In her thoughtful review of Linda Hirshman’s Victory: The Triumphant Gay Revolution (2012) E.J. Graff says that Hirshman presents a serviceable overview of the GLBT movement. However, she says that Hirshman’s core argument for its remarkable success slights the Civil Rights and feminist movements that preceded gay liberation, and misunderstands the importance of the previous two movements to the victories of LGBT rights:
Of course, Hirshman isn’t trying to tell the entire history of the lesbian and gay movement, but so much is missing that she gets her analysis wrong. Or did she limit her focus because her analysis is off? In the book’s introduction,Hirshman claims that America’s two great preceding social movements, for racial justice and women’s equal rights, were less ambitious and therefore less successful, making strategic calculations to emphasize their similarities to the dominant social order. Lesbians and gay men, in contrast, had to work hard to open up room for our deviance, and therefore achieved more profound social change.
. . . . .
But in praising the LGBT movement’s drive to make the world safe for difference, Hirshman implies that black people and feminists never had to establish their moral cred. Is she kidding? Blacks had to fight depiction as subhumans, sexual monsters, immoral criminals, and intellectual inferiors. Feminists were painted as sterile, heartless harpies; women’s brains as supposedly too small for public life. Both groups expanded the meaning of the founding American dictum: All of us are created equal, endowed with certain unalienable rights, including life, liberty, and the pursuit of happiness.

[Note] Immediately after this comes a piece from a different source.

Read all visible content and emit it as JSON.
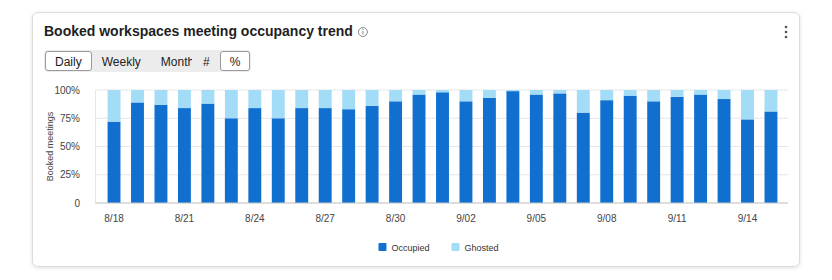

To illustrate her belief that the LGBT movement has been unique, Hirshman quotes gay activist Arthur Evans as saying, “It was more than just being gay and having gay sex. We discovered who we were and we built authentic lives … and in the process came to very important questions about the meaning of life, ethics, the vision of the common good.” How is this different from Martin Luther King Jr.’s moral calls or from what happened in consciousness-raising groups? If I lead an authentic life today, I owe it equally to feminism and the LGBT movement.
We followed in other ways as well. Because feminism had changed the definition of “natural,” lesbians and gay men had an easier time becoming normal. Because feminism had taken a century to redefine marriage—from a gendered distribution of labor and power to an equal partnership of affection—our loves belong.
My sense (without having read Hirshman’s book, admittedly) is that Graff is right on. The gay rights movement in the 1990s and 2000s, which has focused on the astonishingly conservative goals of marriage equality and the right to serve openly in the U.S. military, is indeed a movement that has made “strategic calculations to emphasize their similarities to the dominant social order.” I believe that its recent successes are due at least in part to the very conservative nature of these goals. (That, and the invention of protease inhibitors, which have in the past twenty years rendered HIV a chronic rather than a fatal disease.)
I would also suggest that the success of GLBT rights in the past decade is also due to the fact that it is at least in part if not wholly a men’s rights struggle. One of the incredible ironies of the last twenty years are the successes of the LGBT movement at the same time that attacks on women’s bodily autonomy have gained renewed purchase. (Transvaginal ultrasounds, anyone? It’s like something out of science fiction.) As Echidne explained recently, while mulling over the contemporary Republican governing philosophy:
What is hilarious about all this is the juxtaposition of these two issues in the Republican platform: NEVAH regulate markets! ALWAYS regulate wimminz! That’s what freedom means.
Or corporations are people. Women? The jury is still out on that.
Just for old times’ sake, here’s Pat Buchanan at the 1992 Republican Convention, his Kulturkampf speech in which he called the 1992 Democratic National Convention ”the greatest single exhibition of cross-dressing in American political history,” and also decried “radical feminism” as “ [t]he agenda that Clinton & Clinton would impose on America: abortion on demand, a litmus test for the Supreme Court, homosexual rights, discrimination against religious schools, women in combat units.”